Optimal ranking and directional signature classification using the integral strategy of multi-objective optimization-based association rule mining of multi-omics data

Front Bioinform. 2023 Jul 27:3:1182176. doi: 10.3389/fbinf.2023.1182176. eCollection 2023.

Abstract

Introduction: Association rule mining (ARM) is a powerful tool for exploring the informative relationships among multiple items (genes) in any dataset. The main problem of ARM is that it generates many rules containing different rule-informative values, which becomes a challenge for the user to choose the effective rules. In addition, few works have been performed on the integration of multiple biological datasets and variable cutoff values in ARM. Methods: To solve all these problems, in this article, we developed a novel framework MOOVARM (multi-objective optimized variable cutoff-based association rule mining) for multi-omics profiles. Results: In this regard, we identified the positive ideal solution (PIS), which maximized the profit and minimized the loss, and negative ideal solution (NIS), which minimized the profit and maximized the loss for all gene sets (item sets), belonging to each extracted rule. Thereafter, we computed the distance (d +) from PIS and distance (d -) from NIS for each gene set or product. These two distances played an important role in determining the optimized associations among various pairs of genes in the multi-omics dataset. We then globally estimated the relative closeness to PIS for ranking the gene sets. When the relative closeness score of the rule is greater than or equal to the pre-defined threshold value, the rule can be considered a final resultant rule. Moreover, MOOVARM evaluated the relative score of the rule based on the status of all genes instead of individual genes. Conclusions: MOOVARM produced the final rank of the extracted (multi-objective optimized) rules of correlated genes which had better disease classification than the state-of-the-art algorithms on gene signature identification.

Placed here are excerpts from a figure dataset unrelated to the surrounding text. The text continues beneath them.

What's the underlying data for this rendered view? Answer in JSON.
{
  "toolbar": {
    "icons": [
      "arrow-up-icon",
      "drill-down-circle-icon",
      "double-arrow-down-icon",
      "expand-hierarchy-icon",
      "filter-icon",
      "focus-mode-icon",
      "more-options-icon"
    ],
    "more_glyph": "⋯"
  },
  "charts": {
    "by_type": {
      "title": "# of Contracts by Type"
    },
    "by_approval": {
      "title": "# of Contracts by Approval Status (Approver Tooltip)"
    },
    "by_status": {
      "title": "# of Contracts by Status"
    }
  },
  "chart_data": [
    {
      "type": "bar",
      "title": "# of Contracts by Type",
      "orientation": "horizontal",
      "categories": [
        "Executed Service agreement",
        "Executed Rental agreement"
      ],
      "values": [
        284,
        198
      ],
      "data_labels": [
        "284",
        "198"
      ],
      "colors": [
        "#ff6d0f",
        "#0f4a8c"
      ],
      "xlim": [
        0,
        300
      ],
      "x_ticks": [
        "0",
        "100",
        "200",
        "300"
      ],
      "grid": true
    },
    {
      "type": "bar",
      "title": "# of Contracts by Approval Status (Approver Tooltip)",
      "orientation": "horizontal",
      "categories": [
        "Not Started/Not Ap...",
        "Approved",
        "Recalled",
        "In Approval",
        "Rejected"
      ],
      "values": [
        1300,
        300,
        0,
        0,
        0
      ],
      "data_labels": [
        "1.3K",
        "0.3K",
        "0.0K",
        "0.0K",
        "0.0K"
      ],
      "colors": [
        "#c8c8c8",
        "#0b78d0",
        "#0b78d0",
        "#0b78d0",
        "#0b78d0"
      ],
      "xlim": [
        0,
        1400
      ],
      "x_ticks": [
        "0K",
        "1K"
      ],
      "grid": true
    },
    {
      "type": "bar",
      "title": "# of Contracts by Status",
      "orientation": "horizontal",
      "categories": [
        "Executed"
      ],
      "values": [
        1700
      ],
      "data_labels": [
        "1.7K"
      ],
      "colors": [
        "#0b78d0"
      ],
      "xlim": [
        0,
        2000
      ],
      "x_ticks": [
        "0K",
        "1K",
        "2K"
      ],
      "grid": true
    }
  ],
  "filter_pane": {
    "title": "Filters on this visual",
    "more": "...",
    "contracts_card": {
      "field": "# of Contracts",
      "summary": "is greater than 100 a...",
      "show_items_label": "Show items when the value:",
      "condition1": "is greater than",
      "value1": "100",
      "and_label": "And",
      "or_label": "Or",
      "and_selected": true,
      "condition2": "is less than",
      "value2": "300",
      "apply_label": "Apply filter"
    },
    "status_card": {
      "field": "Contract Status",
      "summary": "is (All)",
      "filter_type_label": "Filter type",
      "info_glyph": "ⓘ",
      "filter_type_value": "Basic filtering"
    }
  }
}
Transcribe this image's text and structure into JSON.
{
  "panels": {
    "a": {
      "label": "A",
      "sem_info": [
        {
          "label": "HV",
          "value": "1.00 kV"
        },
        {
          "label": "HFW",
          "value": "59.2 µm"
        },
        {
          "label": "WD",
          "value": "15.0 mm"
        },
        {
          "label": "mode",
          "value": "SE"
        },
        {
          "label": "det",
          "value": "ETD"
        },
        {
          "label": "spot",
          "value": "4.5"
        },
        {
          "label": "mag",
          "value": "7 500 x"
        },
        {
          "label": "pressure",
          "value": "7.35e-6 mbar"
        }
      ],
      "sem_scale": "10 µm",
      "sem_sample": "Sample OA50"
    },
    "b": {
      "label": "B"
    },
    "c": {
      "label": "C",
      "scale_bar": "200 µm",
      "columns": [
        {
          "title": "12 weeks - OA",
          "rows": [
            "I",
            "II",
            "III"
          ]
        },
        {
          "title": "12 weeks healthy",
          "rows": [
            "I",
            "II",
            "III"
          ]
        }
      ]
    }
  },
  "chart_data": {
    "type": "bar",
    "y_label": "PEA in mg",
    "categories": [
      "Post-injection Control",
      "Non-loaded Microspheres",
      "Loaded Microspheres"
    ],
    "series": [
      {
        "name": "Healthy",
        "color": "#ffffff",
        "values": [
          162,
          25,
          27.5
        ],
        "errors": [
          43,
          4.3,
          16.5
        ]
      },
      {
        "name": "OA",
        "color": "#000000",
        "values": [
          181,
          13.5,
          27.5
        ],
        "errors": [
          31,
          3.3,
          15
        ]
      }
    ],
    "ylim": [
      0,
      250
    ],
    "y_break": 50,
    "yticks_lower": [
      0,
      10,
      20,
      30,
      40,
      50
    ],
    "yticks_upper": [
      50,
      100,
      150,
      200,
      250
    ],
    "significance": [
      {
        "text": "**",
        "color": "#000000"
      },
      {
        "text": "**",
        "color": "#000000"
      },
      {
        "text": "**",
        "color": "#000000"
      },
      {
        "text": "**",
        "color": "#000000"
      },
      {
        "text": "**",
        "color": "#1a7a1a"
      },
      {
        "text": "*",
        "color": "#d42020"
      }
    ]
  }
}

Keywords: distance-based dynamic support threshold; empirical Bayes test; multi-objective optimization; multi-objective optimized association rule mining; multi-omics sarcoma data.

Grants and funding

ZZ was partially supported by the Cancer Prevention and Research Institute of Texas (CPRIT RP170668 and RP180734) (to ZZ). Publication costs were funded by ZZ’s Professorship Fund. The funder had no role in the study design, data collection and analysis, decision to publish, or preparation of the manuscript.